The Olympics are coming. The world will focus it’s media on Beijing, Tianjin, and Qingdao. You can’t walk these streets and forget these facts. It seems like the city skyline is changing overnight. Construction literally goes around the clock, and it seems like there are half-built high-rises and cranes in every direction you look. But changes are happening on the ground as well, in the side-streets and alleys and street corners: street markets are on the way out.
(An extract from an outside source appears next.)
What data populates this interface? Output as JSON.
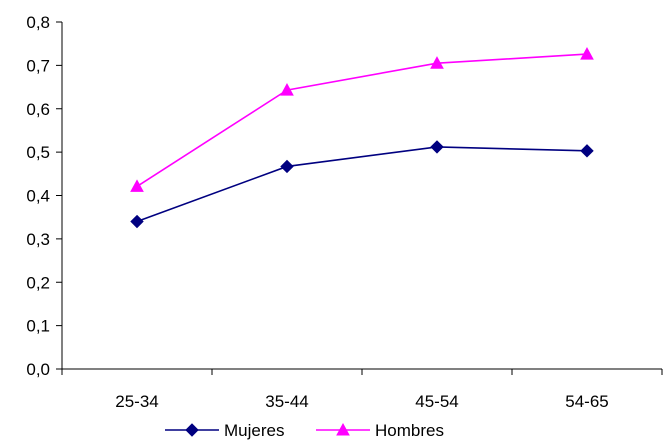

These photos (above and below) were taken roughly a week apart, from the lane near the JHF office that used to be a market street. It’s the first clean up that we’ve personally witnessed since we’ve been here. The rubble was laid where people’s carts used to be. Now there’re only two or three bicycle repair guys left for the whole street. About a week after these photos, they started digging trenches and laying pipes. We don’t know for what yet (fire hydrants?), but while apartment hunting this last week we noticed legions of migrant workers digging trenches and laying pipes in several neighbourhoods in our district.

Street food vendors and street markets are some of the things we and a lot of other foreigners love about Tianjin. We loved that about Taipei, too. Aside from being so convenient and cheap, these things (to us) seem to give the city much of it’s character, much of it’s “Chinese-ness.” That may or may not be fair, and I know it’s a rather unrefined outsider’s perspective, but neighbourhood street markets and night markets are part of what many foreigners who live here love about China.

Maybe if we’d grown up with unregulated markets crowding the streets of our own neighbourhoods, and if we associated such things with the old, poorer way of life that we’re determined to leave behind as we rush headlong into the wanton consumerism enjoyed by the West, we’d feel differently. I don’t know.

But the Olympics are coming. So that, together with crime, traffic, and sanitation concerns, are why, we’re told by locals, that street markets are being cleared off.